In the 18th, 19th, and 20th centuries, an unknown number of Irish women were effectively imprisoned by the Catholic church in the Magdalene Laundries for their supposed crimes of social and moral deviancy. Magdalene laundries also operated in America, Australia, Canada, and England, though the Irish laundries have generated the most notoriety. Coming from all classes of society, these "fallen women" were required to wash and iron for their room and board in penitence for their nonconformance. Many inmates of the laundries were unwed mothers disowned by their families. Other undesirables included lesbians, orphans, victims of assault, the mentally ill, and some of the state's most poor and vulnerable citizens having no one to vouch for them.
Over time, free labor in the laundries incentivized the facilities' expansion and use by the state. Instead of the church's early promise to rehabilitate women, their mission shifted to one of long-term incarceration, backed by police, the courts, and health and social services.

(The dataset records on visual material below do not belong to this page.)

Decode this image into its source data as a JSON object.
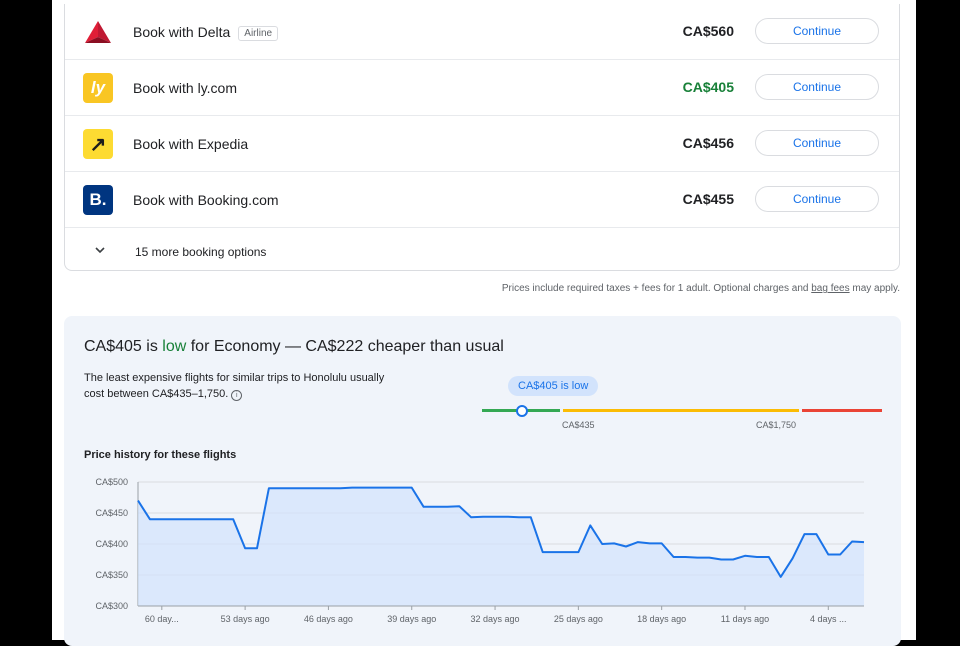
{
  "booking_options": [
    {
      "label": "Book with Delta",
      "badge": "Airline",
      "price": "CA$560",
      "low": false,
      "logo": "delta-icon",
      "logo_text": "",
      "logo_bg": "#ffffff",
      "button": "Continue"
    },
    {
      "label": "Book with ly.com",
      "badge": "",
      "price": "CA$405",
      "low": true,
      "logo": "lycom-icon",
      "logo_text": "ly",
      "logo_bg": "#f9c623",
      "button": "Continue"
    },
    {
      "label": "Book with Expedia",
      "badge": "",
      "price": "CA$456",
      "low": false,
      "logo": "expedia-icon",
      "logo_text": "↗",
      "logo_bg": "#fddb32",
      "button": "Continue"
    },
    {
      "label": "Book with Booking.com",
      "badge": "",
      "price": "CA$455",
      "low": false,
      "logo": "booking-icon",
      "logo_text": "B.",
      "logo_bg": "#003580",
      "button": "Continue"
    }
  ],
  "more_options": "15 more booking options",
  "disclaimer": {
    "before": "Prices include required taxes + fees for 1 adult. Optional charges and ",
    "link": "bag fees",
    "after": " may apply."
  },
  "insight": {
    "headline_pre": "CA$405 is ",
    "headline_low": "low",
    "headline_post": " for Economy — CA$222 cheaper than usual",
    "subtext": "The least expensive flights for similar trips to Honolulu usually cost between CA$435–1,750.",
    "tooltip": "CA$405 is low",
    "range_low": "CA$435",
    "range_high": "CA$1,750",
    "colors": {
      "low": "#34a853",
      "typical": "#fbbc04",
      "high": "#ea4335",
      "line": "#1a73e8"
    }
  },
  "price_history_title": "Price history for these flights",
  "chart_data": {
    "type": "area",
    "ylim": [
      300,
      500
    ],
    "y_ticks": [
      "CA$500",
      "CA$450",
      "CA$400",
      "CA$350",
      "CA$300"
    ],
    "y_tick_values": [
      500,
      450,
      400,
      350,
      300
    ],
    "x_ticks": [
      {
        "label": "60 day...",
        "x": 59
      },
      {
        "label": "53 days ago",
        "x": 52
      },
      {
        "label": "46 days ago",
        "x": 45
      },
      {
        "label": "39 days ago",
        "x": 38
      },
      {
        "label": "32 days ago",
        "x": 31
      },
      {
        "label": "25 days ago",
        "x": 24
      },
      {
        "label": "18 days ago",
        "x": 17
      },
      {
        "label": "11 days ago",
        "x": 10
      },
      {
        "label": "4 days ...",
        "x": 3
      }
    ],
    "xlim": [
      61,
      0
    ],
    "points": [
      [
        61,
        470
      ],
      [
        60,
        440
      ],
      [
        59,
        440
      ],
      [
        58,
        440
      ],
      [
        57,
        440
      ],
      [
        56,
        440
      ],
      [
        55,
        440
      ],
      [
        54,
        440
      ],
      [
        53,
        440
      ],
      [
        52,
        393
      ],
      [
        51,
        393
      ],
      [
        50,
        490
      ],
      [
        49,
        490
      ],
      [
        48,
        490
      ],
      [
        47,
        490
      ],
      [
        46,
        490
      ],
      [
        45,
        490
      ],
      [
        44,
        490
      ],
      [
        43,
        491
      ],
      [
        42,
        491
      ],
      [
        41,
        491
      ],
      [
        40,
        491
      ],
      [
        39,
        491
      ],
      [
        38,
        491
      ],
      [
        37,
        460
      ],
      [
        36,
        460
      ],
      [
        35,
        460
      ],
      [
        34,
        461
      ],
      [
        33,
        443
      ],
      [
        32,
        444
      ],
      [
        31,
        444
      ],
      [
        30,
        444
      ],
      [
        29,
        443
      ],
      [
        28,
        443
      ],
      [
        27,
        387
      ],
      [
        26,
        387
      ],
      [
        25,
        387
      ],
      [
        24,
        387
      ],
      [
        23,
        430
      ],
      [
        22,
        400
      ],
      [
        21,
        401
      ],
      [
        20,
        396
      ],
      [
        19,
        403
      ],
      [
        18,
        401
      ],
      [
        17,
        401
      ],
      [
        16,
        379
      ],
      [
        15,
        379
      ],
      [
        14,
        378
      ],
      [
        13,
        378
      ],
      [
        12,
        375
      ],
      [
        11,
        375
      ],
      [
        10,
        381
      ],
      [
        9,
        379
      ],
      [
        8,
        379
      ],
      [
        7,
        347
      ],
      [
        6,
        377
      ],
      [
        5,
        416
      ],
      [
        4,
        416
      ],
      [
        3,
        383
      ],
      [
        2,
        383
      ],
      [
        1,
        404
      ],
      [
        0,
        403
      ]
    ]
  }
}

Some believe that it was the widespread adoption of the washing machine, as much as shifting societal norms, that contributed to the eventual closing of the laundries. Only after the discovery of a mass grave at one of the sites in 1993 did public outrage bring about the last laundry closure in 1996. Today, much of what is known about these facilities comes from the stories of individual survivors. A U.N. committee against torture continues to press the Irish government for a full investigation into the abuse these women experienced.